Par décision du 1er juin 2006, l'OCAI a rejeté l'opposition de l'assuré. Il a relevé que l'expertise du COMAI de 1998 concluait que sur le plan somatique, il n'y avait pas d'atteinte physique permettant de justifier une incapacité de travail dans les professions exercées jusqu'alors, à savoir celles de maçon et de nettoyeur. Au plan psychiatrique cependant, le Dr G_________ concluait, en juillet 1998, que la double pathologie psychiatrique (état de stress post-traumatique d'allure chronique et état dépressif récurrent d'importance moyenne) justifiait une incapacité de travail d'environ 50%. L'assuré avait été soumis à une nouvelle expertise psychiatrique, en avril 2005, et le Dr D_________ n'avait pas diagnostiqué de syndrome de stress post-traumatique ou d'état dépressif récurrent. Dès lors, son état de santé avait évolué, et son trouble somatoforme douloureux, non accompagné d'une comorbidité psychiatrique grave, n'avait pas valeur d'invalidité et ne donnait pas droit à l'octroi d'une rente. Enfin, l'OCAI a relevé que l'assuré n'avait pas été traité pour son état dépressif, comme cela lui avait été demandé par le COMAI. Or, l'on était en droit d'attendre que l'assuré diminue les effets de son invalidité, ce qu'il n'avait pas fait.

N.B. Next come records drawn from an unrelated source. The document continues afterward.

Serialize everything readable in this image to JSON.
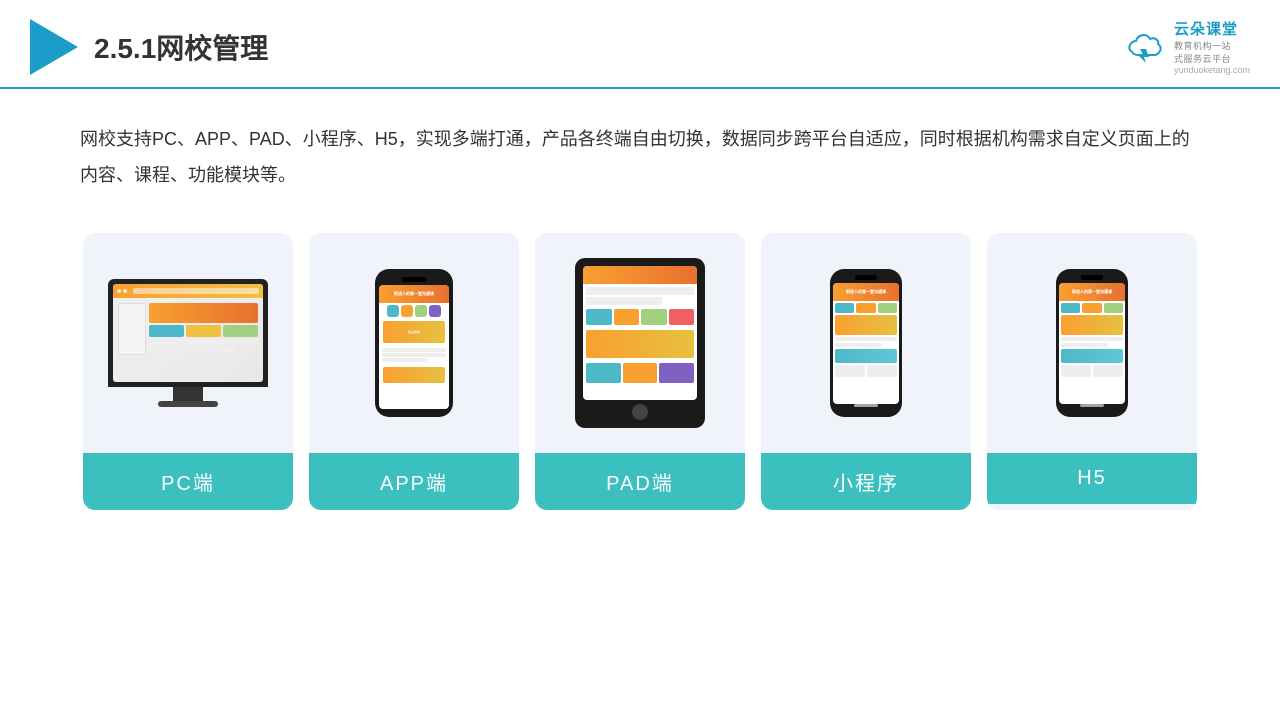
{
  "header": {
    "title": "2.5.1网校管理",
    "logo_main": "云朵课堂",
    "logo_sub": "教育机构一站\n式服务云平台",
    "logo_url": "yunduoketang.com"
  },
  "description": {
    "text": "网校支持PC、APP、PAD、小程序、H5，实现多端打通，产品各终端自由切换，数据同步跨平台自适应，同时根据机构需求自定义页面上的内容、课程、功能模块等。"
  },
  "cards": [
    {
      "label": "PC端"
    },
    {
      "label": "APP端"
    },
    {
      "label": "PAD端"
    },
    {
      "label": "小程序"
    },
    {
      "label": "H5"
    }
  ],
  "colors": {
    "accent": "#1a9ec9",
    "teal": "#3bbfbf",
    "bg_card": "#f0f4fa"
  }
}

Par courrier du 30 juin 2006, l'assuré a recouru contre cette décision auprès du Tribunal cantonal des assurances sociales. Il a fait valoir qu'il avait été également suivi par le Dr H_________, rhumatologue, qui avait émis un rapport le 9 juin 2004 (recte : le 16 février 2006). Le Dr I_________ y indiquait qu'il n'y avait pas de diagnostic d'affection physique ayant des répercussions sur la capacité de travail. Les diagnostics des affections sans répercussion sur la capacité de travail étaient des cervico-lombalgies non spécifiques. La seule limitation que l'on pourrait évoquer pour le patient était l'évitement de port de charges lourdes et de mouvements de rotation répétés du rachis. L'on pouvait admettre qu'au vu des cervicalgies et lombalgies, une activité plus sédentaire que celle de maçon devait pouvoir être entreprise à un taux de 100%.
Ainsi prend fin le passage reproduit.